Court Opinion

ID: 5784701
Source: CourtListenerOpinion
Date Created: 2022-01-12 17:56:47.231888+00
Date Added: 2024-06-11T08:42:04.515005
License: Public Domain

McGivern, J. (dissenting).
I find the ultimate conclusion of the learned Trial Judge difficult to reconcile with his simultaneous finding that the officer’s testimony was “ credible ” and “ I believe everything he says ” and the “ the officer’s [sic] actions justified suspicion”. Paradoxically, the majority avers that they too believe the police officer.
In my view, the totality of circumstances herein completely justified the arrest by a knowledgeable police officer and the subsequent search, which actually revealed packets of cocaine on the person of Munoz.
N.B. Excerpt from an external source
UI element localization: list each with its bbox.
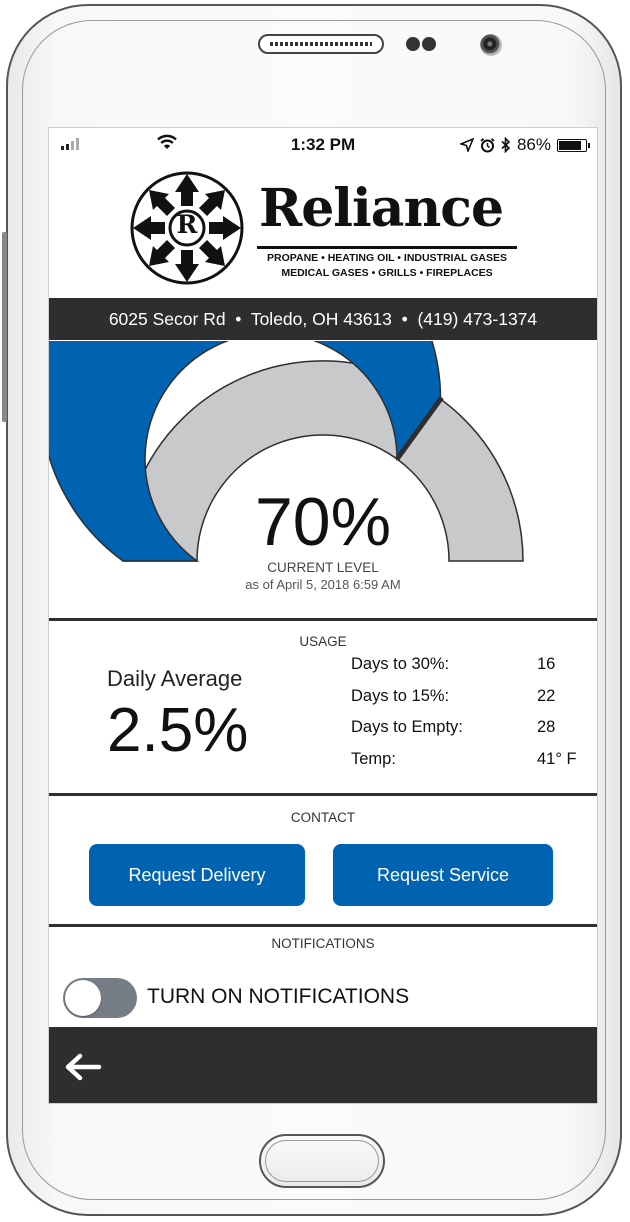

Particularly, considering that defendant did not live in the neighborhood, a high crime area, the defendant’s claimed ownership or control of the vehicle, the ownership of which was not explained, from which car a companion departed, leaving behind a white plastic bag reasonably taken to have all the outward aspects of narcotics, the fact he could not produce a license, registration or other identification; then there is the bulge in the front waistband of the defendant’s trousers, and finally his evasive behavior. And the officer was no neophyte. He had taken courses at the Police Academy involving narcotics and had been involved in about 50 arrests for heroin. I cannot dismiss this entire factual street-scene complex as too tenuous a connection with the defendant as to render probable cause deficient.
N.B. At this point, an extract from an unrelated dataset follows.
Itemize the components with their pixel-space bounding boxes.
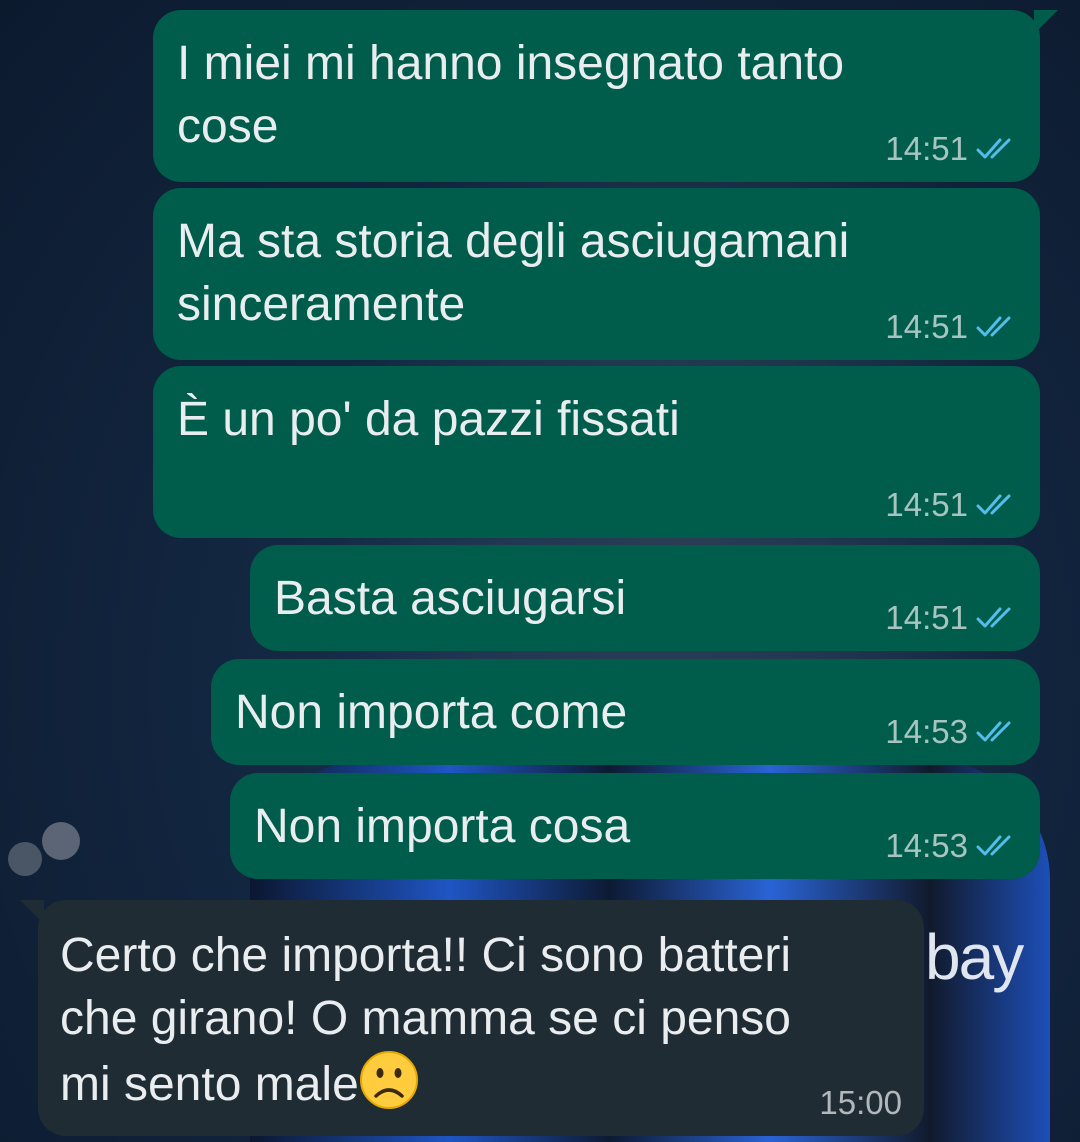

‘ ‘ Probable cause is the sum total of layers of information and the synthesis of what the police have heard, what' they know, and what they observe as trained officers. (See Smith v. United States, 358 F. 2d 833, 837 [Burger, J.], cert. den. 386 U. S. 1008.) ” (People v. Tolentino, 40 A D 2d 596 [1st Dept., September 26, 1972].) We have here not mere suspicion based on bare intuition or a wild surmise. We do have the educated judgment of an experienced police officer, based on a summary *340of Ms observations and expertise, that he had probable cause for a search, the results of which justified the accuracy of his aroused judgment, or as the Trial Judge said “ the officer’s [sic] actions justified suspicion
In the eyes of a street-wise policemen on West 137th Street, Manhattan, at 11:00 a.m., he had probable cause to believe Munoz, a stranger, was bent on mischief, and considering the area, that he was in possession of narcotics. And he was right. (See People v. Fenuta, 39 A D 2d 674 and People v. Meyers, 38 A D 2d 484.) “ But we will remember that what we are talking about is not the proof beyond a reasonable doubt required for the conviction of a crime but reasonable ground or probable cause for making a search, that is, observations or information sufficient to move a reasonable man to conclude that a crime is being committed or attempted.” (People v. White, 16 N Y 2d 270, 273.)
The majority view is unrealistic and out of joint with the known conditions obtaining in certain sections of Manhattan today. Suppression of this evidence represents another gossamer and hyperteehnical extension of constitutional safeguards resulting in a palpably wrong conclusion, serving no good purpose in our urban society. To the contrary. It makes .society’s efforts to stem the drug trade most difficult, and frustrates commendable police work, all because of an upside-down' view of the defendant’s rights, at variance with the background, history and original purpose of the Fourth Amendment. (See People v. Qualls, 29 N Y 2d 569; People v. Corrado, 22 N Y 2d 308; People v. Rivera, 14 N Y 2d 441, 445; People v. Rosemond, 26 N Y 2d 101, 104; People v. Butterly, 25 N Y 2d 159, 162-163; People v. Meyers, 38 A D 2d 484, supra, and People v. Tolentino, 40 A D 2d 596, supra.)
Lastly, I do not accept the view of the majority that the law in this area is static, held in the vise of precedents, so inflexible and procrustean as not to be swayed by creative thinking in tune with the flagrant realities of life in Manhattan today. * ‘ This Court should not be ignorant as judges of what we know as men ” (Watts v. Indiana, 338 U. S. 49, 52).
Thus, I would reverse and deny defendant’s motion to suppress the challenged evidence.
Nunez and Kupferman, JJ., concur with Capozzoli, J., in separate opinions; McGivern, J. P., dissents in an opinion.
Order, Supreme Court, New York County entered on April 3,1972, affirmed.